Error-tolerant bit generation techniques for use with a hardware-embedded path delay PUF

Cryptographic and authentication applications in application-specific integrated circuits (ASICs) and FPGAs, as well as codes for the activation of on-chip features, require the use of embedded secret information. The generation of secret bitstrings using physical unclonable functions, or PUFs, provides several distinct advantages over conventional methods, including the elimination of costly non-volatile memory, and the potential to increase the number of random bits available to applications. In this paper, we propose a Hardware-Embedded Delay PUF (HELP) that is designed to leverage path delay variations that occur in the core logic macros of a chip to create random bitstrings. The bitstrings produced by a set of 30 FPGA boards are evaluated with regard to several statistical quality metrics including uniqueness, randomness, and stability. The stability characteristics of the bitstrings are evaluated by subjecting the FPGAs to commercial-level temperature and supply voltage variations. In particular, we evaluate the reproducibility of the bitstrings generated at 0°C, 25°C, and 70°C, and at nominal and ±10% of the supply voltage. An error avoidance scheme is proposed that provides significant improvement against bit-flip errors in the bitstrings.

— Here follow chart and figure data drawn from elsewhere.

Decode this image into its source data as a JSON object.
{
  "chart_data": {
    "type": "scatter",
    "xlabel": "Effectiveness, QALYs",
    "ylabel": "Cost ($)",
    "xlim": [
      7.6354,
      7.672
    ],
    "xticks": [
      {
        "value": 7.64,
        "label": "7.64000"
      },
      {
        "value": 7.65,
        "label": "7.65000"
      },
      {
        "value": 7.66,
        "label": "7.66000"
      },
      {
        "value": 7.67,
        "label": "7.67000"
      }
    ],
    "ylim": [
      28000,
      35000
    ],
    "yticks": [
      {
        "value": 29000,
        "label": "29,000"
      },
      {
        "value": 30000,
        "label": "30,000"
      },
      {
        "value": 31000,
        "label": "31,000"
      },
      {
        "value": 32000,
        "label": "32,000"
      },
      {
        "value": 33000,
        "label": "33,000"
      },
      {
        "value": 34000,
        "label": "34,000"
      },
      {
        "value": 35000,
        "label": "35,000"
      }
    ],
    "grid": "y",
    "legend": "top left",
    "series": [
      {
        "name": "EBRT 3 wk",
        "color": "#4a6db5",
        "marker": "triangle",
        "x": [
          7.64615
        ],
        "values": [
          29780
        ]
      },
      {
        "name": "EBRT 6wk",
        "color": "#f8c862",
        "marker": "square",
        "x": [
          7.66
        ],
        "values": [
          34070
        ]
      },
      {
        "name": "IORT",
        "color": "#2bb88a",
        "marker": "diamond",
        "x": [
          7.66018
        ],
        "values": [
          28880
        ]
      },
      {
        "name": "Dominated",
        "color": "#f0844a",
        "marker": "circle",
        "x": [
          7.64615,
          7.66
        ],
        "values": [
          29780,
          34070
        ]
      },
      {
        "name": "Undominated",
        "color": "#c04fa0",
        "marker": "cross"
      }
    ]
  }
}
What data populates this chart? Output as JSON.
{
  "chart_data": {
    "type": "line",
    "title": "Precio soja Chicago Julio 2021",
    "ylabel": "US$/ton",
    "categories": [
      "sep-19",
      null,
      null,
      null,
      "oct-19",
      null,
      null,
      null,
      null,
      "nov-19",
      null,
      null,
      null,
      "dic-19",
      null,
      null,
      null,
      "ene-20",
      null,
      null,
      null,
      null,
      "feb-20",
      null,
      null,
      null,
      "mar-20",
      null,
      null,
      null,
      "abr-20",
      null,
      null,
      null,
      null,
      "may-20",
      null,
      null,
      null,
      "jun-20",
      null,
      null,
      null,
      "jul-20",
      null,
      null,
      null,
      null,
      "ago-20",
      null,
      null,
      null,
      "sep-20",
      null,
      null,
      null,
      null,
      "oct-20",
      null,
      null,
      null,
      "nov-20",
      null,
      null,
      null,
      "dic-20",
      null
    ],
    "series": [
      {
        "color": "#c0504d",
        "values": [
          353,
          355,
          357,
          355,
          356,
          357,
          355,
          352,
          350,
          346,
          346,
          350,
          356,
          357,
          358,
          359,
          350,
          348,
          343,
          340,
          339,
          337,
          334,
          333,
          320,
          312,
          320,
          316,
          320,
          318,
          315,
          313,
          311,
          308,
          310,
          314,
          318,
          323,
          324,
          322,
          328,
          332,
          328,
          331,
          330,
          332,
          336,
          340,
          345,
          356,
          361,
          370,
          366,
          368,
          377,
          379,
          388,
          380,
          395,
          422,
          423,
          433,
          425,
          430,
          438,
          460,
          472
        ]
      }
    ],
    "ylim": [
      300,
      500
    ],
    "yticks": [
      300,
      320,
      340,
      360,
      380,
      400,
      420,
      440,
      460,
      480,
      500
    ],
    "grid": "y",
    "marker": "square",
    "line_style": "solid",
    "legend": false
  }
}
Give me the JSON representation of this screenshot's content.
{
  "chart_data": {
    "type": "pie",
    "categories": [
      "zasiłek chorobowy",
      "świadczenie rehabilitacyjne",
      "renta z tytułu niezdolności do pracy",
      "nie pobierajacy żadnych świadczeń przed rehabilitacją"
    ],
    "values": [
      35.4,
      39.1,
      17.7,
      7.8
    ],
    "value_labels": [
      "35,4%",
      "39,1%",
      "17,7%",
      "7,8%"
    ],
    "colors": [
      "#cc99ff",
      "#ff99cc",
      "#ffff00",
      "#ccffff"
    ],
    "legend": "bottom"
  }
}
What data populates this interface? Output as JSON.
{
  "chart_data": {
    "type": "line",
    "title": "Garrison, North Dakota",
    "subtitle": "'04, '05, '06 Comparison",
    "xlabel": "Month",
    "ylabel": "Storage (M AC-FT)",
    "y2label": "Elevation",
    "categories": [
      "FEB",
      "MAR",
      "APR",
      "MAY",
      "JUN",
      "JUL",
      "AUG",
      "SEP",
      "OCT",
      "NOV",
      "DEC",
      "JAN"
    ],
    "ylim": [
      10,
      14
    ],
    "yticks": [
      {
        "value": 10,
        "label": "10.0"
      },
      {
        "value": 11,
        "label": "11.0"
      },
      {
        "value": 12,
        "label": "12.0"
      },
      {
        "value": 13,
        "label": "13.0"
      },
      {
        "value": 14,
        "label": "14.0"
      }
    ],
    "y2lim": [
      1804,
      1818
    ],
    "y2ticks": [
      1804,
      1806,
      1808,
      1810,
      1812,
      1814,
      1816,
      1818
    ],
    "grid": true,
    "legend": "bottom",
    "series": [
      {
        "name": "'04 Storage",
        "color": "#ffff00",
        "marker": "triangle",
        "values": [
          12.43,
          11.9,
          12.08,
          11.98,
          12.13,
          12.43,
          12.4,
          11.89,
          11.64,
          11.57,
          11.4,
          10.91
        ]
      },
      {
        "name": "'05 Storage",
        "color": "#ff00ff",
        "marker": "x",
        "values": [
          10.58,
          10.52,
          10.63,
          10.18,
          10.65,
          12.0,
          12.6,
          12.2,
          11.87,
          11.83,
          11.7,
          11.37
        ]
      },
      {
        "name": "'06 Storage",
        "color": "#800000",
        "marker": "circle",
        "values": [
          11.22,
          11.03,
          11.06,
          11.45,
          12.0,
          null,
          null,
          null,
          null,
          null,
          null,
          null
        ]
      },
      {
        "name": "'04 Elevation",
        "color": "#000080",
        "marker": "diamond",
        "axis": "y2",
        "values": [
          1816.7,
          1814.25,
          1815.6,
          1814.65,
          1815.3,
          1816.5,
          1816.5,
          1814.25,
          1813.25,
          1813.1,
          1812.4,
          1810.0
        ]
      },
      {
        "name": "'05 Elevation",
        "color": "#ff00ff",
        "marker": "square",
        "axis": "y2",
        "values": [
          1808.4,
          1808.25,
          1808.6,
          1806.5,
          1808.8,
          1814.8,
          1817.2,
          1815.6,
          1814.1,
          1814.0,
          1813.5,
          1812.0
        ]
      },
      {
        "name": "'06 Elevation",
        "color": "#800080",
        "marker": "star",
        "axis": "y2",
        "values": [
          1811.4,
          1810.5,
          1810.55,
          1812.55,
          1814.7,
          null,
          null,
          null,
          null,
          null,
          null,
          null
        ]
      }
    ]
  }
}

Reconfigurable power management using novel monolithically integrated CMOS-on-PV switch

This paper presents a novel reconfigurable power management architecture for PV modules. This architecture allows for operation or isolation (islanding) of individual or groups of cells. Flexible Voc and Isc combinations may be achieved with switching speeds up to 1MHz. Multiple advantages and functionalities can be achieved, such as lower power losses if one cell is shaded or degrading, variable optimized maximum power point tracking, integrated monitoring and communication from PV modules, longer lifetime and others. In order to properly understand the benefits of cell-level switching, bypassing and MPPT, a simulation framework was developed using NGSPICE and Octave which allows component-level simulation of PV modules.